"Even a Smart Cop Is a Dumb Cop."
15 November 2007
If you can look past the slickery and pretentiousness of Roland Kibbee's The Midnight Man, you'll probably find yourself enjoying 2+ hours of NBC Mystery Movie-level murder and mayhem. The cast, headed by Burt Lancaster, Susan Clark, Harris Yulin, and Cameron Mitchell provides the viewer with enough comfort and enjoyment that he or she isn't going to get too frustrated with the cheese doodle topicality, high school-level psychology, and warbling, pop-glop soundtrack.

Lancaster plays a recently paroled ex-convict who hires on as a night watchman at a small, southern university. The investigator in him goes to work when a co-ed is murdered.

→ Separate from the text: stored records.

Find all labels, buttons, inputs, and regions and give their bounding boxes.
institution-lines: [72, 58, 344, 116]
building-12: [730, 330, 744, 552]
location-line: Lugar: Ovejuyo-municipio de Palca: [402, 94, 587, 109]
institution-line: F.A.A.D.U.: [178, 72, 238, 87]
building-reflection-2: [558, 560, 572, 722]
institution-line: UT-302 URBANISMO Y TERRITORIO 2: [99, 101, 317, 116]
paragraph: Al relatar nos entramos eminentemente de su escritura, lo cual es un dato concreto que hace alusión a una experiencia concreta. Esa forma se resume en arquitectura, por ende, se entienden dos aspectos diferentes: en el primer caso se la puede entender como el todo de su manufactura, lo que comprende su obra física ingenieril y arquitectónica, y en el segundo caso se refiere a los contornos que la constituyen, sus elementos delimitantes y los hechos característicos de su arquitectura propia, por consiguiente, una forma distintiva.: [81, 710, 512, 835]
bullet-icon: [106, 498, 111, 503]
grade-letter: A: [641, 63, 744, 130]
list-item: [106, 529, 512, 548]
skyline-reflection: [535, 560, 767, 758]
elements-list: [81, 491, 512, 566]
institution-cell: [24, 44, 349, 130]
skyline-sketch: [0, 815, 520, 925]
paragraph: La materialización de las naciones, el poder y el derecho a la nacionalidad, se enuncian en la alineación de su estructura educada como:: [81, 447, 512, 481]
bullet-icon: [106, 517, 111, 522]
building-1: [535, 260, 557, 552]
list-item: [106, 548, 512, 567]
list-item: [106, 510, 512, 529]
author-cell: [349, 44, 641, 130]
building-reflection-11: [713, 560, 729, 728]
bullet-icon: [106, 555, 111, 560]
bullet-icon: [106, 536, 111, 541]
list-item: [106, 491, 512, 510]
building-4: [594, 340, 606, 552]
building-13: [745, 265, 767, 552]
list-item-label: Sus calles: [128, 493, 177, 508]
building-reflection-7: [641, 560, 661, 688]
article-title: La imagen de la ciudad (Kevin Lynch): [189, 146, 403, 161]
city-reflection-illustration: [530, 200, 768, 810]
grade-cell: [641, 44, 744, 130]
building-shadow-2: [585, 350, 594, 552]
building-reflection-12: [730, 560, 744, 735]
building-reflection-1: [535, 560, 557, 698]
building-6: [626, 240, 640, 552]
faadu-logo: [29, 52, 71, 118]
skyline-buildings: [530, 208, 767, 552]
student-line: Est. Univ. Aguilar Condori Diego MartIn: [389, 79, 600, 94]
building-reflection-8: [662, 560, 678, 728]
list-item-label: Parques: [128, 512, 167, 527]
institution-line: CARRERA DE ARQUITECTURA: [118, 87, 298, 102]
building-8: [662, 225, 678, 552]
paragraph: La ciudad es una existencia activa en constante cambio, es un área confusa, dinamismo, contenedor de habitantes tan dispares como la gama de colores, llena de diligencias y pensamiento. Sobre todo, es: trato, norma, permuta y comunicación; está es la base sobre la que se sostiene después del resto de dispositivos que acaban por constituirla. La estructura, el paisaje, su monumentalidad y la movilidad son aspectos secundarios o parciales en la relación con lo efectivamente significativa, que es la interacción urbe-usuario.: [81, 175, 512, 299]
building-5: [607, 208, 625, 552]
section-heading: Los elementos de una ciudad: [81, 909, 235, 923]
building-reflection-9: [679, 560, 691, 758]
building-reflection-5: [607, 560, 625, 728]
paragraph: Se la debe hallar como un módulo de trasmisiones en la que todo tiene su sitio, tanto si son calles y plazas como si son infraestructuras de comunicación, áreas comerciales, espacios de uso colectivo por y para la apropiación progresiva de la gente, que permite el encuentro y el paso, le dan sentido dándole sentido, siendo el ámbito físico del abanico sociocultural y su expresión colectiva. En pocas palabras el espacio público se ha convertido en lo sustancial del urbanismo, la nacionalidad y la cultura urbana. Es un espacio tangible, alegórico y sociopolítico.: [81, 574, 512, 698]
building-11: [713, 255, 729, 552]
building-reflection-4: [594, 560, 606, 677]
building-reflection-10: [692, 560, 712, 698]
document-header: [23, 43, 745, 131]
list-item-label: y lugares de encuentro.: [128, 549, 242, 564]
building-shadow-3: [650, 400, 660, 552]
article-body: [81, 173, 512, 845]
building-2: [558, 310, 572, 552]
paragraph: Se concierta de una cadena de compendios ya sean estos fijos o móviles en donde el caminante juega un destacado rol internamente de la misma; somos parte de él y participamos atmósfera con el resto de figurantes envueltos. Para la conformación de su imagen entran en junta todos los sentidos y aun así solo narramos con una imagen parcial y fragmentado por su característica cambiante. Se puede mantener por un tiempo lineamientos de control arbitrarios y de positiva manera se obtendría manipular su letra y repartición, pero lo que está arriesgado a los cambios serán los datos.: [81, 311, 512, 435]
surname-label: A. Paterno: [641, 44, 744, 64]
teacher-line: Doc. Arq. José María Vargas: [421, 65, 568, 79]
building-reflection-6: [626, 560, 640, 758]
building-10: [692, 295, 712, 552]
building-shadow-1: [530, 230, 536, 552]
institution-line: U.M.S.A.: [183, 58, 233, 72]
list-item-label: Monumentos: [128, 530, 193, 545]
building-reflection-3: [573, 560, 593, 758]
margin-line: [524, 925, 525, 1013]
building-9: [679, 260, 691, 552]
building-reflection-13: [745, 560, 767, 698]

As the bodies stack up and the romance blossoms between ex-con Burt and Parole Officer Susan Clark (who chews scenery while parading around in her bra), you may begin to notice you've lost track of who everyone is, or care for that matter.

Whether you see one of the edited versions (all the crudities snipped by NBC in the mid-seventies and a raunchier version on modern cable) or the uncut issue, you'll find that the plot is incomprehensible and the writing tries way too hard to be relevant, but the whole thing is strangely, ultimately satisfying because you--and not the movie--will choose not to take The Midnight Man too seriously.